Pew survey: Egyptians tend to be among the least satisfied with every aspect of life asked about.
Egyptians are one of the most dissatisfied populations with the current life situation and one of the least hopeful for the future.

A recent survey by Pew Research Center analyzed life satisfaction in advanced, emerging and developing economies in 2014 comparing it to the levels of 2007.

Life satisfaction in the Middle East declined sharply between 2007 and 2014 especially in Egypt and Jordan. The report explains this by the political and social turmoil in the region.

To measure the well being of the people, the survey used the "Cantril Ladder Question" that asks respondents rank on a scale from 0 to 10 where they stand on the ladder of life; 31% of Egyptians placed themselves on the bottom of the ladder.

When asked to compare past and present, people in the Middle East said they see less progress. 4 in every 10 in Egypt, Tunisia and the Palestinian territories said their life is worse today than 5 years ago. Egypt recorded the lowest level of people who said they saw progress (only 32%) and the percentage of Egyptians who placed themselves high on the ladder dropped 14 percent from 2007.

Middle Easterners were also the least hopeful about the future. Egyptians were among the most likely to say their life will worsen in the next 5 years.
Generally, the economic status is widely considered a main reason of happiness as richer populations usually report being happier.

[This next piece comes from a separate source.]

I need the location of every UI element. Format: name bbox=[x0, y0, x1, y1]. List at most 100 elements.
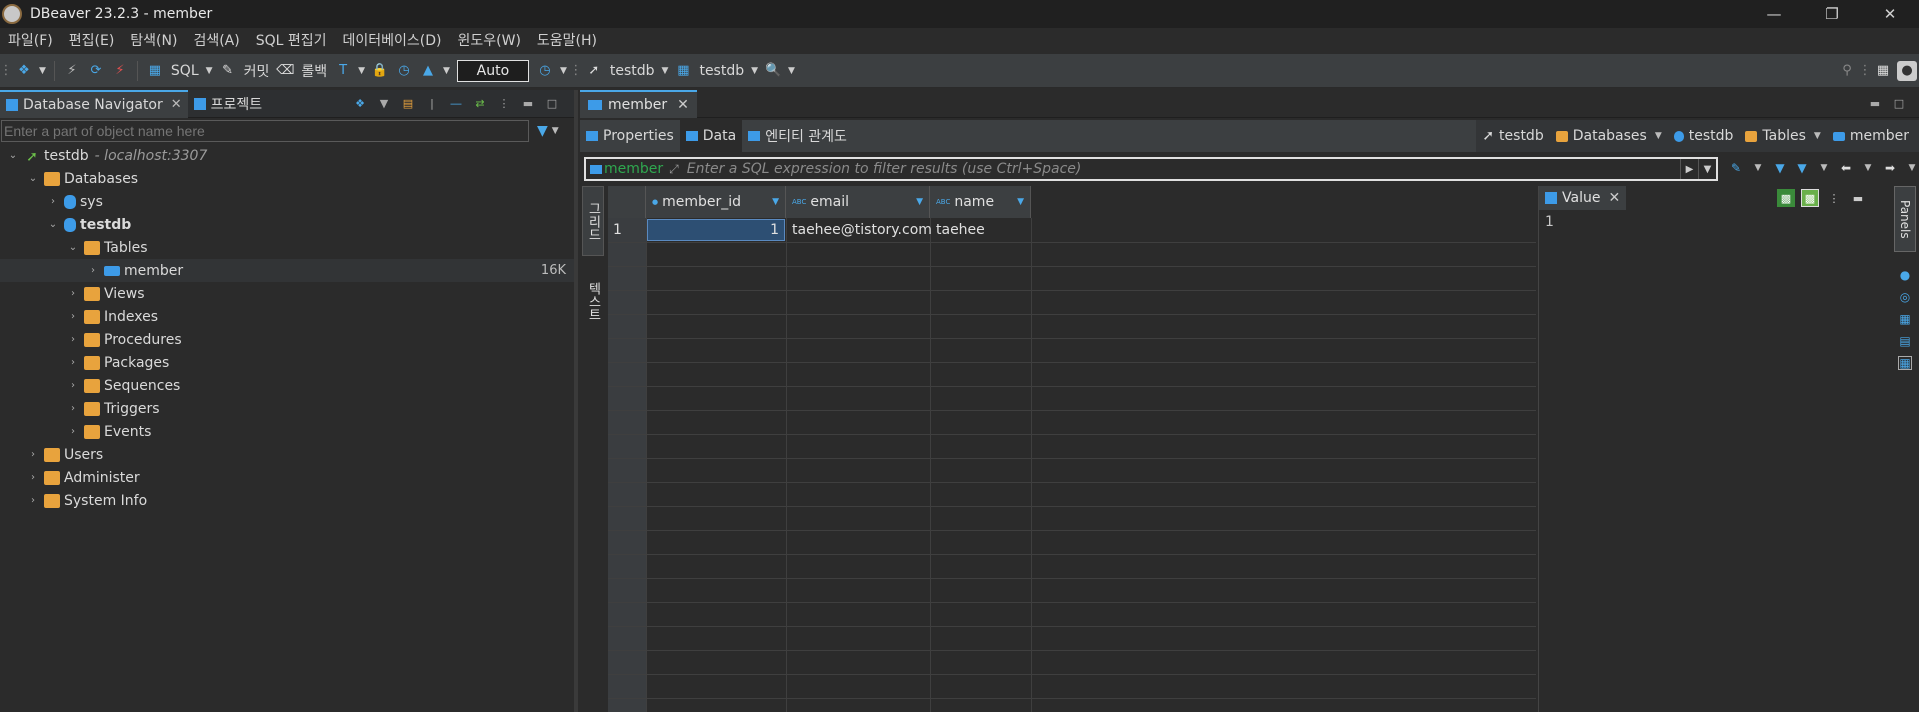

Middle Easterners were mostly dissatisfied with different material aspects of their lives including jobs and income. Again, Egyptians came on top of them.

"Across all 33 emerging and developing countries, Egyptians tend to be among the least satisfied with every aspect of life asked about" the report stated.

People in the Middle East are mostly satisfied more with social aspects like personal life and health; Egyptians were split between religious life and health (49% each).

Respondents pointed to their health, children's education and being safe from crime as key essentials in life, with financial security following closely. In Egypt safety from crime was prioritized over health.

The survey was conducted in 43 countries and covered 47,643 respondents. The general outcome was that the gap in life satisfaction between advanced and emerging economies is closing, largely because of Asian nations. China, Indonesia and Malaysia recorded more life satisfaction and they were the most optimistic about the future.